Don't feel bad, that question is horribly worded.
Gene mutation is a confusing choice of words, it is not a specific thing.
First, down syndrome IS caused by a mutation, specifically a duplication. Trisomy itself is a mutation, but not caused by a mutation to a single gene, which could be what "gene mutation" is referring to. If so, it is just bad wording and the book answer is wrong. But trisomy itself can be caused by a mutation to a single gene so even then it is iffy.
The question is a "gotcha question" at best or just straight-up wrong at worst. "Which of the following statements about gene mutation is incorrect?" There is no right answer here: a mutation can cause all of these things, since we don't know what exactly is meant with "gene mutation".
At first is seems like all of the answers could be caused by mutations, but there is twisted logic to C being correct.

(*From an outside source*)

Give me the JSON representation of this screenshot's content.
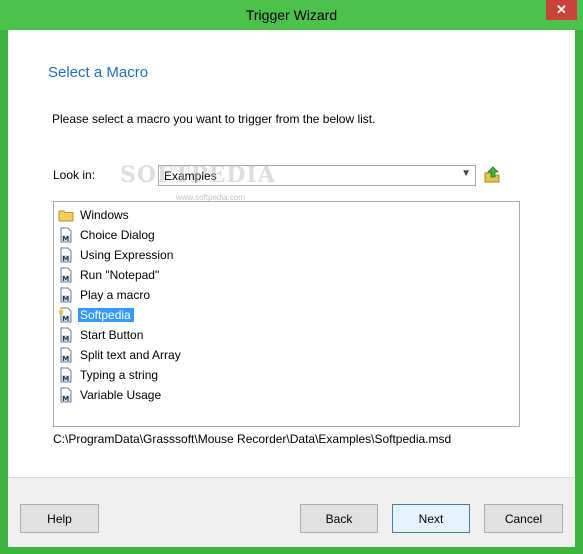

A mutation can change alleles, thus, it can change a dominate allele into a recessive and vice versa. What it can't do is change a dominate allele into a recessive one... wait that sounds insane, but it is technically true. It is a confusion of language; lets go a little deeper.
A mutation can turn one allele into another different allele...but, if you referring to the allele as in the defined allele and not the gene then a mutation cannot change it. A mutation can never make the blue eye allele as it is defined, recessive, it can however change the gene from blue eyes to brown eyes, thus making gene go from recessive to dominant and thus changing from a recessive allele to a dominate allele. Think of it this way, I can make steel change color by heating it but I can never change the color blue itself. So C could technically be incorrect but from a slightly different angle it is complexly possible, thus the questions is just bad.
Why textbooks often have sucky questions.
You run into this problem with textbooks a lot for two reason.
The people who write/edit textbooks rarely understand the subject and even when they kinda do, they often reuse and shuffle questions often changing key terms without understanding how it changes the question. this is done to create a new "edition" which they can sell again when they drop online support for the old edition.